The group, which was never a registered society, was started in 2002 by a group of residents, including Ellen
Sager and the late Janet Hartford.
The group received $3000 to create and maintain flower gardens in the empty lot in front of the caboose.
The agreement was that the Garden Club would buy the flowers each year, plant them, water and weed them and take care of the gardens. The District was to take care of the grass, specifically to mow it. However, lack of volunteers mean the club can no longer keep going.
This does not affect the Community Garden, a separate entity, which looks after the Community Garden near the Dinosaur Discovery Gallery.

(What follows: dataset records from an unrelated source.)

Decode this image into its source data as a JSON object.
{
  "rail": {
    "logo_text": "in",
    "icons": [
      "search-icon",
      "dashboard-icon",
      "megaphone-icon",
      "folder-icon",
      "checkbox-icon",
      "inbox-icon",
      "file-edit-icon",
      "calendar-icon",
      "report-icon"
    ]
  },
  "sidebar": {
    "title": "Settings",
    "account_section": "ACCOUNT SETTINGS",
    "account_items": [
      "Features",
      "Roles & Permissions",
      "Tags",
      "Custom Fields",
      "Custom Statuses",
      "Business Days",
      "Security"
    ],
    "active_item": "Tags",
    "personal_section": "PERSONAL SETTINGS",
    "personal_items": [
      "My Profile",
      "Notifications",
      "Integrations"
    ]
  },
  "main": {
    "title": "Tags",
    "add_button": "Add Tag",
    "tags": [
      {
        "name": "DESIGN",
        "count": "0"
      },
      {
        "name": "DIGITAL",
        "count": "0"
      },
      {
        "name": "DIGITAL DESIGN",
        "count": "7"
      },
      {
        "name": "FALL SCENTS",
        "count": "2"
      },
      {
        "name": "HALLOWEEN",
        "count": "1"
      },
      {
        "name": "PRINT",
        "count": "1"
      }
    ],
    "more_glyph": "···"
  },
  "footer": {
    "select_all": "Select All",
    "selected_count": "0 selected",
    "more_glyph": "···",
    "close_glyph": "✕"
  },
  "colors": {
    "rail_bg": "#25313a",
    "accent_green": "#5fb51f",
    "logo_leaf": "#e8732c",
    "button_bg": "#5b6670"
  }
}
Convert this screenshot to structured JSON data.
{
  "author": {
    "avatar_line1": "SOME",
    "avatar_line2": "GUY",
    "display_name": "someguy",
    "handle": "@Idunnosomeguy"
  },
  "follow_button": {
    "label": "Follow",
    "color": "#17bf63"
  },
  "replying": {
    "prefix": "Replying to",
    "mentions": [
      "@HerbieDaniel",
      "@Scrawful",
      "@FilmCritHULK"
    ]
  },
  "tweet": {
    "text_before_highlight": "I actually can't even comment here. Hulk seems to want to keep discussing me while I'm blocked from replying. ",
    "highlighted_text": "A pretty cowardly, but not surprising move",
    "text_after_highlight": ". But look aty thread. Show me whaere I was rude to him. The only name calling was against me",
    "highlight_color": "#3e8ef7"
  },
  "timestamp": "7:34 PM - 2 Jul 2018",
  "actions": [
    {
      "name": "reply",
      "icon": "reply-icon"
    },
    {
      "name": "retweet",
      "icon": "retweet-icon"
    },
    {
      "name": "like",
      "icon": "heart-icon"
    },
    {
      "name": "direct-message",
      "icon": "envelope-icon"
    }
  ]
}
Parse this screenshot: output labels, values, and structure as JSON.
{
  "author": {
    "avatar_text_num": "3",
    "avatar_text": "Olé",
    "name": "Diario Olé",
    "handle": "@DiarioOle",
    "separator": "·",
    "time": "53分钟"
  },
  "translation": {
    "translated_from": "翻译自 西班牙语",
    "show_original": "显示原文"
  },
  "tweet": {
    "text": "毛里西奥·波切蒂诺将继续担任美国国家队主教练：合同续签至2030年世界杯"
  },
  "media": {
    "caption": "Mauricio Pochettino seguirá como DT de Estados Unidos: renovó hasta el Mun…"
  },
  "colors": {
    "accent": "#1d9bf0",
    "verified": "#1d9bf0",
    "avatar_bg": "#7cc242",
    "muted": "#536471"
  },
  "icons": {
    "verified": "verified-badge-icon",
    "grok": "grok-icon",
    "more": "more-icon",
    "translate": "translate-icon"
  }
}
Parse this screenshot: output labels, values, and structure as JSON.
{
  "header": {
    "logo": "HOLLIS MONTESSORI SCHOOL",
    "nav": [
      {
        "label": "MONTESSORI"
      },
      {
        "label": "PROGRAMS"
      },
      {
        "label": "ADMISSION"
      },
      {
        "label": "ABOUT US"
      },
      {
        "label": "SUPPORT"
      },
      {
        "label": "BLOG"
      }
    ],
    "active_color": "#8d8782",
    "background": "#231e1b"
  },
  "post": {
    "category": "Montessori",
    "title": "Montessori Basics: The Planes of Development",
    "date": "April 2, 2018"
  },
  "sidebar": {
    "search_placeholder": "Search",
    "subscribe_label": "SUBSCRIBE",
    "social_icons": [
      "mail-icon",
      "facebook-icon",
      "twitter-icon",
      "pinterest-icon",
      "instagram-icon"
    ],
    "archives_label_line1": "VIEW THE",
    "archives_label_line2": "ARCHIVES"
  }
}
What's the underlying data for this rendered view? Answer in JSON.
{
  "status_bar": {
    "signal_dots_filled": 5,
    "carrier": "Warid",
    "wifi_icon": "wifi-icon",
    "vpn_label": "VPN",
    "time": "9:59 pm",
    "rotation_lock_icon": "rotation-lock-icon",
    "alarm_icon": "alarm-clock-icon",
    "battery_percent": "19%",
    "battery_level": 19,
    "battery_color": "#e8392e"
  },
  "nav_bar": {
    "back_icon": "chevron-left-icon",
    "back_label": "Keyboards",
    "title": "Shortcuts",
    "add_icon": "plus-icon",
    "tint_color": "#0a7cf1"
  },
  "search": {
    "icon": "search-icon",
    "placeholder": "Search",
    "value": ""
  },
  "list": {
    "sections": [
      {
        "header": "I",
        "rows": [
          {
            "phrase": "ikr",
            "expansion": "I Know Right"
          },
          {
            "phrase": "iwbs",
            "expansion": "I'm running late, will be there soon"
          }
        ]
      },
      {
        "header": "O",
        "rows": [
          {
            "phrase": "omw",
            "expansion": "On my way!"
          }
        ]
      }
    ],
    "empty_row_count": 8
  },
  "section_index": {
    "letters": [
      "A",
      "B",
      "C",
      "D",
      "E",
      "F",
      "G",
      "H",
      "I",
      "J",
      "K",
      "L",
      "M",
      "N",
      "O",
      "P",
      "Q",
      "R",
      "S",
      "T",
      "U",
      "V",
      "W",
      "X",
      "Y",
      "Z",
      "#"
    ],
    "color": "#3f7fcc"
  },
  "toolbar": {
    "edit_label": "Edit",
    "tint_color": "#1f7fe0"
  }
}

After Janet Hartford passed away, the gardens were renamed Hartford Gardens.
The members of the Garden Club were never involved in fundraising. The gardens were funded by Janet and George Hartford until they moved away, then by members of the Garden Club, primarily president Ellen Sager. Dr. Helm has donated $100 for flowers for the children’s beds and $100 for flowers for the caboose for many years.
And Sager organized garden tours for many years. “I toured the town looking for beautiful gardens and there have been a lot of them,” she says. “However, not everyone wanted people wandering through their yard. I usually was able to get about 15 gardens and for many years we had a contest for the three top gardens.”
Sager also used to write an article about gardening in the newspaper each month to encourage participation in gardening in Tumbler Ridge.
Each year, Mrs. Tobin’s kindergarten class plants flowers in one of the raised beds.
Sager wrote a letter advising Council of the club’s dissolution last week. She also asked if Public works would maintain the gardens, including having the kindergarten children plant flowers in the beds at the end of May or the beginning of June each year.
There have been many persons who have volunteered over the last 14 years, says Sager, and she recognizes all. “But certainly to Nellie Meredith and Celine Paradis for the many hours they have volunteered over recent years.
“I am the only one that was there at the beginning and now at the end. All good things must come to an end.”
The District will look after the area for the season, but is actively looking for other groups to take on responsibility for the garden.
Note: A note was just passed to me, thanking Maureen Sywolos for all her hard work, too.